After Dotty had said this, she blushed.

"Naughty, careless boy!" echoed Flyaway. "Here he is!" holding up a paper doll shaped very much like a whale, with the fin divided for legs, the ears of a cat, and the arms of a windmill. "Here he is!"

"He didn't look much like that," said Polly, laughing. "He had plenty of money of his own, and I tried to make him give me back a quarter; but do you believe he wouldn't, not even a ninepence? And when I teased him, that was the time he bit my arm."

"He oughtn't to bitted your arm, course, indeed not!"

"But, aunt Polly," faltered Dotty, whose efforts to forget the ten-cent piece had proved worse than useless, "but it didn't do Isaac any good to lose your money down a crack."

"No, it was sheer mischief."

"And if it doesn't do folks any good to lose things, you know, why, what's the use—to—to—go and get his own money to pay it back with?—Isaac I mean."

"What do you say, Dotty Parlin? You, a child that goes to Sabbath school! Don't you know it is a sin to steal a pin?

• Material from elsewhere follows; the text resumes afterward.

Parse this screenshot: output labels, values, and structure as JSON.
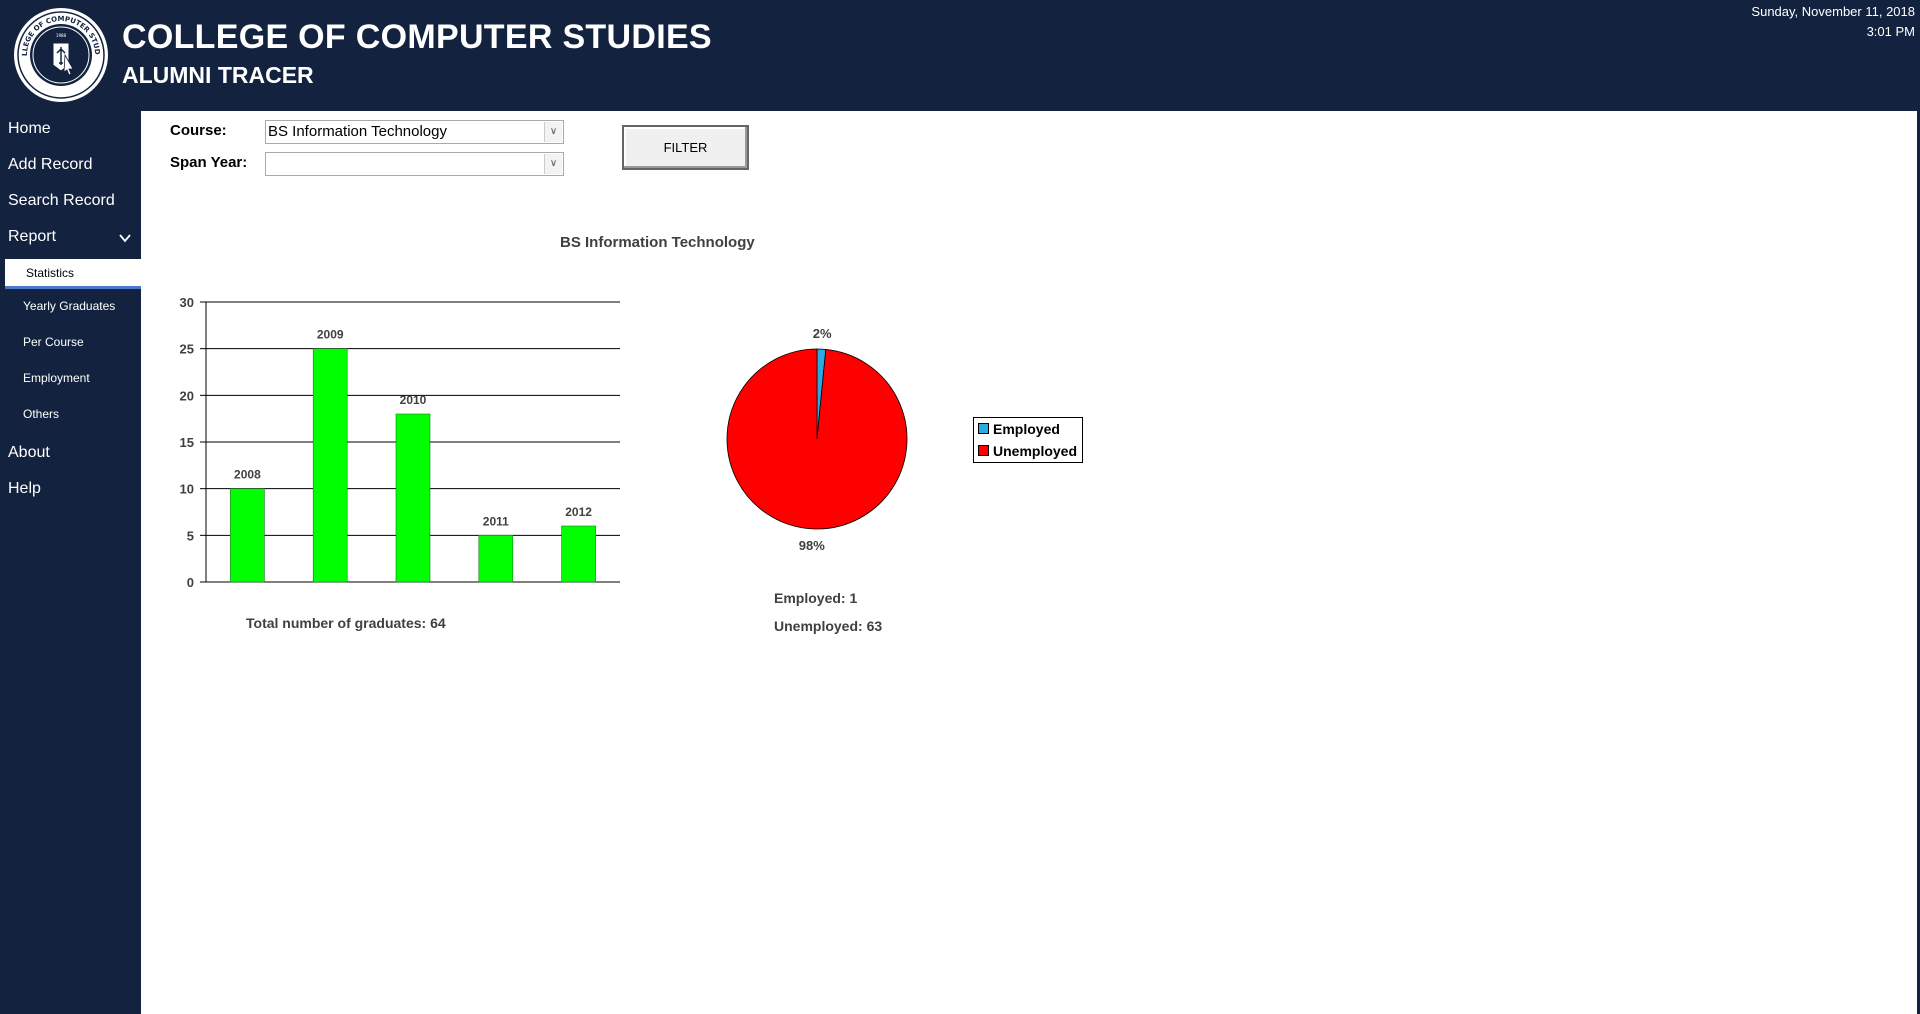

And if we lose or injure other people's things, and don't make it up to them, we're as good as thieves."

"As good?"

"As bad, then."

"But s'posin'—s'posin' folks lose things when they don't toss 'em up in the air, and don't mean to,—the wind, you know, or a kind of an accident, Miss Polly,—"

"Well?"

"And s'posin' I didn't have any more money 'n I wanted myself, and Prudy had the most—H'm—"

"Well?"

"Then it isn't as bad as thieves; now is it? She's got the most. Prudy's older 'n I am—"

"Honesty is honesty," said Miss Polly, firmly, "in young or old. If you've lost your sister's money, you must make it up to her."

"O, must I, Miss Polly? Such a tinty-tonty mite of money as I've got,—only sixty-five cents."

"Honesty is honesty," repeated Miss Polly, "in rich or poor."

"Dear me! will my mother say so, too?"

"Your mother is on the right side, Dotty. The Bible tells us to 'deal justly.' There's nothing said there about excusing poor folks."

"O, dear! do you s'pose the Bible expects me to pay Prudy Parlin ten cents, when it just blew out of my hands, and didn't do me a speck of good?"

"Why, Dotty, you surprise me! Any one would think you were brought up a heathen! If you were a small child I could understand it."

"I knew I should have to do it," moaned Dotty.

"I advise you to lose no time about it, then; that is the cause of your blues, I guess. We can't be happy out of the line of our duty," sighed Miss Polly, who regarded herself as a pattern of cheerfulness.

"I'll tell you what I'm going to do," said Dotty, resolutely; "I'm going right off to pay that money to Prudy, and then I'll be in the line of my duty."